Following an initiative by the pastor of the John Street Chapel, the Rev. William Edmund Holt, a public hall was erected behind the original building by contractors, W. H. Bury and A. Dichmont, to a design by the town surveyor, Robert Naisbitt Hunter, in 1891. It was intended to commemorate the Golden Jubilee of Queen Victoria and accommodated a ballroom on the first floor. After the local board was succeeded by Oswaldtwistle Urban District Council in 1894, the entire complex became known as the town hall. From 1900, the building also housed the town's fire engine.

The building was used by the War Office as a recruiting station for the Accrington Pals Battalion of the East Lancashire Regiment, a part of Kitchener's Army, which was raised in September 1914 at the outbreak of the First World war.

The fire service relocated to a new fire station at the junction of Mill Hill and Union Road in the mid-20th century.

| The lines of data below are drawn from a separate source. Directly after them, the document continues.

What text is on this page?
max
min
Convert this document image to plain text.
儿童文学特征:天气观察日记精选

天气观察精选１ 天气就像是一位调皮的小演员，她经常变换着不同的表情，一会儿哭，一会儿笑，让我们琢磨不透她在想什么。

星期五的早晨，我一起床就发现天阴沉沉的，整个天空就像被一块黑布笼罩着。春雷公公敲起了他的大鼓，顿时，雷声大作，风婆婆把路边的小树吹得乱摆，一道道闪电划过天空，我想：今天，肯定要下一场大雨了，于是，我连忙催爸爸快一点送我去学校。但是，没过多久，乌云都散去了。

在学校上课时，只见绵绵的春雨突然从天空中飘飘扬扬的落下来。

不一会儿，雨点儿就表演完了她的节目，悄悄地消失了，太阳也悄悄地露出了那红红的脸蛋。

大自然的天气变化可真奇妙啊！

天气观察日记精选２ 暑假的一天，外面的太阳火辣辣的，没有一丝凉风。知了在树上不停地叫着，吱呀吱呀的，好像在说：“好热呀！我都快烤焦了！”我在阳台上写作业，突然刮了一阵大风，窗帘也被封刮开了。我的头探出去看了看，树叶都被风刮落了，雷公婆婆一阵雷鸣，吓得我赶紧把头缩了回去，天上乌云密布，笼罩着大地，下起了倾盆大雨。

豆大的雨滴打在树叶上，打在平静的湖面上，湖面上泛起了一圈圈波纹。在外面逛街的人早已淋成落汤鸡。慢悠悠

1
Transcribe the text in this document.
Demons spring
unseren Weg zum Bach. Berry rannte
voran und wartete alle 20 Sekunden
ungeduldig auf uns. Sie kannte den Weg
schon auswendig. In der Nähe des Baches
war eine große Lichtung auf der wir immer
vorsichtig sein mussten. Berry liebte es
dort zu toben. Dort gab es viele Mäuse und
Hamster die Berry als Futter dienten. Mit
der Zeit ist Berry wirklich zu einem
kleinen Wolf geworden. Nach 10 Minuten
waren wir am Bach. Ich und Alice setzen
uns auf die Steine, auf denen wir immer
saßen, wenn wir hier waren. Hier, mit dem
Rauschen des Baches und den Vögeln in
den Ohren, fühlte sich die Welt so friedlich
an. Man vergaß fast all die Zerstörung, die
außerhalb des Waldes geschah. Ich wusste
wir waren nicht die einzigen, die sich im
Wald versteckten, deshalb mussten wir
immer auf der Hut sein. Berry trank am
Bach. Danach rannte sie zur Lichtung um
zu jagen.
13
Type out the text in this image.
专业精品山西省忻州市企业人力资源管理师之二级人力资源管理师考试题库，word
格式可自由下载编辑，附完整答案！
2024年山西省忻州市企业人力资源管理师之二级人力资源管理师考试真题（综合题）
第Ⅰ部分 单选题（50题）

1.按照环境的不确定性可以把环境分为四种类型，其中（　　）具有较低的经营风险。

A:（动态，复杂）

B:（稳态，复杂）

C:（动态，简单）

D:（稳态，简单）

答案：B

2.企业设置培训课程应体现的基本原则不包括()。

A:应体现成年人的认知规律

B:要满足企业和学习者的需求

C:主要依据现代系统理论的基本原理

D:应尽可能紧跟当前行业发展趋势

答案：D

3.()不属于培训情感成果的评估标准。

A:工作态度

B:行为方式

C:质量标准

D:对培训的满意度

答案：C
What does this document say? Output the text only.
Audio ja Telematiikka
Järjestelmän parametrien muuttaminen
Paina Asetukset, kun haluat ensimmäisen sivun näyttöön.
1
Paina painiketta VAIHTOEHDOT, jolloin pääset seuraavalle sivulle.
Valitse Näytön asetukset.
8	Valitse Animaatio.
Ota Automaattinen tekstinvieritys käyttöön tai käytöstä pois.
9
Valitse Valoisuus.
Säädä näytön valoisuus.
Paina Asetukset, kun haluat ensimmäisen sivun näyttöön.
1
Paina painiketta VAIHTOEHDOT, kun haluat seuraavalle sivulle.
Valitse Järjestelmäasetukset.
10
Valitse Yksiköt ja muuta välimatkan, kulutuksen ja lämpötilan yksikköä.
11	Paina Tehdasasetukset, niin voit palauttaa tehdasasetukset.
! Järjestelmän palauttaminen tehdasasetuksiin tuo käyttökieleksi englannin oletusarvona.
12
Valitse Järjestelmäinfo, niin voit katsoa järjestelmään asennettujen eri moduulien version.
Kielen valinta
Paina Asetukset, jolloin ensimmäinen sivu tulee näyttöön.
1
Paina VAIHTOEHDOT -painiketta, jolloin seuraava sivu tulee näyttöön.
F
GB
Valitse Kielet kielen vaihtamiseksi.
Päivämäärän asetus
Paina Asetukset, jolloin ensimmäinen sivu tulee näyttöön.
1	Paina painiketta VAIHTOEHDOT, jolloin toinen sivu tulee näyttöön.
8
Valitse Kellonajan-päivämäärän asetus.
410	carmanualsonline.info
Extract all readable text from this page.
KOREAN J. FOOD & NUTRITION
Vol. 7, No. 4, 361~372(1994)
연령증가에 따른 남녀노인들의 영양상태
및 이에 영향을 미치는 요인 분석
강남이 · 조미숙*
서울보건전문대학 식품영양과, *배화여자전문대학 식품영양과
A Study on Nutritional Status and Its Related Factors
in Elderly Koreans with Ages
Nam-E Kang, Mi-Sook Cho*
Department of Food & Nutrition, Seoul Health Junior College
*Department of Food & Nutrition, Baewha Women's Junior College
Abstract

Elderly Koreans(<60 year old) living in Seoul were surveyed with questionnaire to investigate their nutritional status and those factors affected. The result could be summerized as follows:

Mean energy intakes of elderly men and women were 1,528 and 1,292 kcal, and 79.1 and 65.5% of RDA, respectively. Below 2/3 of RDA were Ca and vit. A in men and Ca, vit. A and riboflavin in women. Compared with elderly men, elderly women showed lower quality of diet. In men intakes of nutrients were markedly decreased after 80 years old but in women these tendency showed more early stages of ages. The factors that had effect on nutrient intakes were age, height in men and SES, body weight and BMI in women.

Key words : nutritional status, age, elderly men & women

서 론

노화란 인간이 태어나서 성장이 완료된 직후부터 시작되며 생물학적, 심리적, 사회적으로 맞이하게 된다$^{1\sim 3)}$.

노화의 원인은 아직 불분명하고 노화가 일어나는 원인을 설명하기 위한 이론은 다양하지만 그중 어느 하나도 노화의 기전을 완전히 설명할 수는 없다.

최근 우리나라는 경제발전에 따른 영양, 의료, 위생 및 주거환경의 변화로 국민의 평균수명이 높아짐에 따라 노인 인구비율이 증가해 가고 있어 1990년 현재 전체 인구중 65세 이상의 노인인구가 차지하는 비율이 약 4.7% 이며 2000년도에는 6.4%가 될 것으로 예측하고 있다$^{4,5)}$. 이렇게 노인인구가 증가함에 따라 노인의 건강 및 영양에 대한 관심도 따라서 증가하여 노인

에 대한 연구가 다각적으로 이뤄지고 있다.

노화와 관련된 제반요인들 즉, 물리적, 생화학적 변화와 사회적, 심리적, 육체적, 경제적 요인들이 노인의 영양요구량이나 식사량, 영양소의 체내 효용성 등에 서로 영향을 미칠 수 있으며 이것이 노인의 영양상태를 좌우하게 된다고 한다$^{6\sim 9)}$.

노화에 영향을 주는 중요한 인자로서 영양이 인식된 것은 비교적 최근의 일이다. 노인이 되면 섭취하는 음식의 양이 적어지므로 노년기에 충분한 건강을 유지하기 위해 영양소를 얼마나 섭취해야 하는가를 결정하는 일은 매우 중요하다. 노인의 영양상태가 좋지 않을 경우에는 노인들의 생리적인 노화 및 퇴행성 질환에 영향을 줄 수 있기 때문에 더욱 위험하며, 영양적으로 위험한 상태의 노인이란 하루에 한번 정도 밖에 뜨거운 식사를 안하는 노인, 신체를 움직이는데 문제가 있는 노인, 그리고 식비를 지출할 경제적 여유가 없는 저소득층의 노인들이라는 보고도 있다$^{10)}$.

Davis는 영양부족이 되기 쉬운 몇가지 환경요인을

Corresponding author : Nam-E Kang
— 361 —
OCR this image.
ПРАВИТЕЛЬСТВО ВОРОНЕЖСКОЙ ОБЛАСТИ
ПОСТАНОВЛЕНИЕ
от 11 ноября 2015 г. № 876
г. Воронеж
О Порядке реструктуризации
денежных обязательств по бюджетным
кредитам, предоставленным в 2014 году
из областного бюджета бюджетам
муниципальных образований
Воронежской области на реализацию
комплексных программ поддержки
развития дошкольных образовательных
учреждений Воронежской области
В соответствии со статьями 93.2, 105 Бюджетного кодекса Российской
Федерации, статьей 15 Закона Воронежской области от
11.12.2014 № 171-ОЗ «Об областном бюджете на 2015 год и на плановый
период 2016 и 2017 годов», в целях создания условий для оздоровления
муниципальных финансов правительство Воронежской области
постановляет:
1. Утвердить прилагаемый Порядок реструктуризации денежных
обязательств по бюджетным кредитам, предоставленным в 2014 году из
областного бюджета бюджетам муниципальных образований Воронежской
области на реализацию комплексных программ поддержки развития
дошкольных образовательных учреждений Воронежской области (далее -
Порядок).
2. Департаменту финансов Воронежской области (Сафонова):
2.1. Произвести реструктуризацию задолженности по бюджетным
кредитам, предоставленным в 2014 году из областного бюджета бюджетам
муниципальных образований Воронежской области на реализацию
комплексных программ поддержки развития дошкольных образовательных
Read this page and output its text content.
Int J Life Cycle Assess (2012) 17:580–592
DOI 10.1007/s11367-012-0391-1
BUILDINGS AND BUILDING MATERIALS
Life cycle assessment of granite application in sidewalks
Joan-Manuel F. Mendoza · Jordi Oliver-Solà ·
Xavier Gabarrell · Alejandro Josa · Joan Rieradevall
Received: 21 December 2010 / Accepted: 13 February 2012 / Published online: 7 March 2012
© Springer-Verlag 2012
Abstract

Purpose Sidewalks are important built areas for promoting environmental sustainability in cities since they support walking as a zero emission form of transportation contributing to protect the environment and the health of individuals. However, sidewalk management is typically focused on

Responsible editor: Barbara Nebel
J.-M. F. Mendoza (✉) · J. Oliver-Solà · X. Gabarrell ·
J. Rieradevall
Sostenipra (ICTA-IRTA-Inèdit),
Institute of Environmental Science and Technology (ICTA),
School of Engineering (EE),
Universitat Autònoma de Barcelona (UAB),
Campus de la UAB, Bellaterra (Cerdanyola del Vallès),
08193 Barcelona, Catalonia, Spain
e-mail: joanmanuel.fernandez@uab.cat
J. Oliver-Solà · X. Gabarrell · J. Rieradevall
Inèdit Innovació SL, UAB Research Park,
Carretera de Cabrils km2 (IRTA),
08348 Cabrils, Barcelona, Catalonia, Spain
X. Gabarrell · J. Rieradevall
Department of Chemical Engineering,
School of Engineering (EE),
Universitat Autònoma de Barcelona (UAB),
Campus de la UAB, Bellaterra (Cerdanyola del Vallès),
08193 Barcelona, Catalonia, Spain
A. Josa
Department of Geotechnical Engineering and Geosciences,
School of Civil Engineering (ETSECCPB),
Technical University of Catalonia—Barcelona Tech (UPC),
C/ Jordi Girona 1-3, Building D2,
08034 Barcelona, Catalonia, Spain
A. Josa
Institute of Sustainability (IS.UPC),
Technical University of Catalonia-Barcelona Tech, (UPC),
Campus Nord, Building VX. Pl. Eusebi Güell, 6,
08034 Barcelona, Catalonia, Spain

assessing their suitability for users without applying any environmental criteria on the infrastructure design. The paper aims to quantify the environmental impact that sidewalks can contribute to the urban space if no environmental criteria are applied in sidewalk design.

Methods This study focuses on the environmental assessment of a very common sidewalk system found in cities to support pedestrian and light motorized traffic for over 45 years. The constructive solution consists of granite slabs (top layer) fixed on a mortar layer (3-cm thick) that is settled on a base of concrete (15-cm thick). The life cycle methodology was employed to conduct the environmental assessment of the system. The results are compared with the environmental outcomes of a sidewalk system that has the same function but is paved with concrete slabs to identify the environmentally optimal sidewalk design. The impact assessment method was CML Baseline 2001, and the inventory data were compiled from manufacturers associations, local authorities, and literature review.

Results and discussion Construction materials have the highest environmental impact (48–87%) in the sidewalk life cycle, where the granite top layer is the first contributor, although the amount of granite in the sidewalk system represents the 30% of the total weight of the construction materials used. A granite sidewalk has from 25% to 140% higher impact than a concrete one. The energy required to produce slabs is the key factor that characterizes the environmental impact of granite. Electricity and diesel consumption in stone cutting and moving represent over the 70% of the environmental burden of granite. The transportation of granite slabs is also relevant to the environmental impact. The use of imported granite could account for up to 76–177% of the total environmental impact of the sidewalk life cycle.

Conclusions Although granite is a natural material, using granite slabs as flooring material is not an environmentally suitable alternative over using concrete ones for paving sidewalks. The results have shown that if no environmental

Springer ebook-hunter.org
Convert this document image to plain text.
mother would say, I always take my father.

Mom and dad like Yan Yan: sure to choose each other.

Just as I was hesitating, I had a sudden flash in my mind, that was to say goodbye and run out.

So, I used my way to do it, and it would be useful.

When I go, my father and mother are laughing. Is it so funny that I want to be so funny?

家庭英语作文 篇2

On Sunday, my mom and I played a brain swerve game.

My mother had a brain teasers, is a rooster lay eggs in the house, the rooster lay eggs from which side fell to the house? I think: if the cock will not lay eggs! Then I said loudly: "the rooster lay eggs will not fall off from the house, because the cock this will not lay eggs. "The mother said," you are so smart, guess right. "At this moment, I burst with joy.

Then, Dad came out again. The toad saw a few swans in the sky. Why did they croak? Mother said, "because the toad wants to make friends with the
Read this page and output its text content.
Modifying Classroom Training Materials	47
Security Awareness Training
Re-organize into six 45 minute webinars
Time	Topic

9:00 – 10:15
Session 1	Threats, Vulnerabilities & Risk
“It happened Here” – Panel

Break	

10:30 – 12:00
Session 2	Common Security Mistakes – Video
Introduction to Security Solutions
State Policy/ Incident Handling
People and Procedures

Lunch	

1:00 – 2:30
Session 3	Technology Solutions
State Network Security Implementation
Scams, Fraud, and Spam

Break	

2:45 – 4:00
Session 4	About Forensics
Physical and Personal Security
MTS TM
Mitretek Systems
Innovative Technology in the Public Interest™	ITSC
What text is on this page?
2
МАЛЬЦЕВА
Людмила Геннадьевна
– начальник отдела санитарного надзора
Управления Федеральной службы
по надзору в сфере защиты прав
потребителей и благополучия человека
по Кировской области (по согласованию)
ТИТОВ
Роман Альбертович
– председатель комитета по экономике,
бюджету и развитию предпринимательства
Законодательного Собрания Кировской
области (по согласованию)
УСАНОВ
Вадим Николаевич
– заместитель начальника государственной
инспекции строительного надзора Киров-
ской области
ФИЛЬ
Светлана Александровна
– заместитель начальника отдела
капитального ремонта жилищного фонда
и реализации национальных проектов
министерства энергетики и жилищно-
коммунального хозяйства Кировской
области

The complex continued to serve as the headquarters of the district council for much of the 20th century, but ceased to be the local seat of government when the enlarged Hyndburn Borough Council was formed in 1974. Following a rise in student numbers, Rhyddings High School held classes in the building in the late 1970s. It was subsequently converted for use as the Oswaldtwistle Civic Theatre.

In August 2010, the building was renovated, with a new arts centre downstairs and the theatre upstairs, managed separately. The venue was the original home of Jason Manford's comedy club, established in May 2014, and the management of the arts centre was also responsible for reinstating the Oswaldtwistle Carnival, after a hiatus of 16 years, in June 2014. The comedian, Peter Kay, gave a surprise performance in the building in July 2015, and the musician, Paul Young, took part in a concert there in March 2023.

However, by July 2023, the management company, Hyndburn Arts was unable to fund repairs, and the board of the company decided to close the building. In September 2023, Hyndburn Borough Council took possession of it, and, in January 2024, the council said it would look at options for re-opening it.

==Restoration and reopening efforts==
In April 2025, Theatres Trust announced that Oswaldtwistle Civic Arts Centre and Theatre would receive part of a £74,835 fund allocated to 10 Theatres at Risk. These grants are intended to support preparatory work such as condition surveys, business planning, fundraising strategies, viability studies and governance reviews.

In October 2025, Hyndburn Borough Council issued a public tender for roof repair works at the theatre, aiming to address structural deterioration and ensure the long-term preservation of the historic building.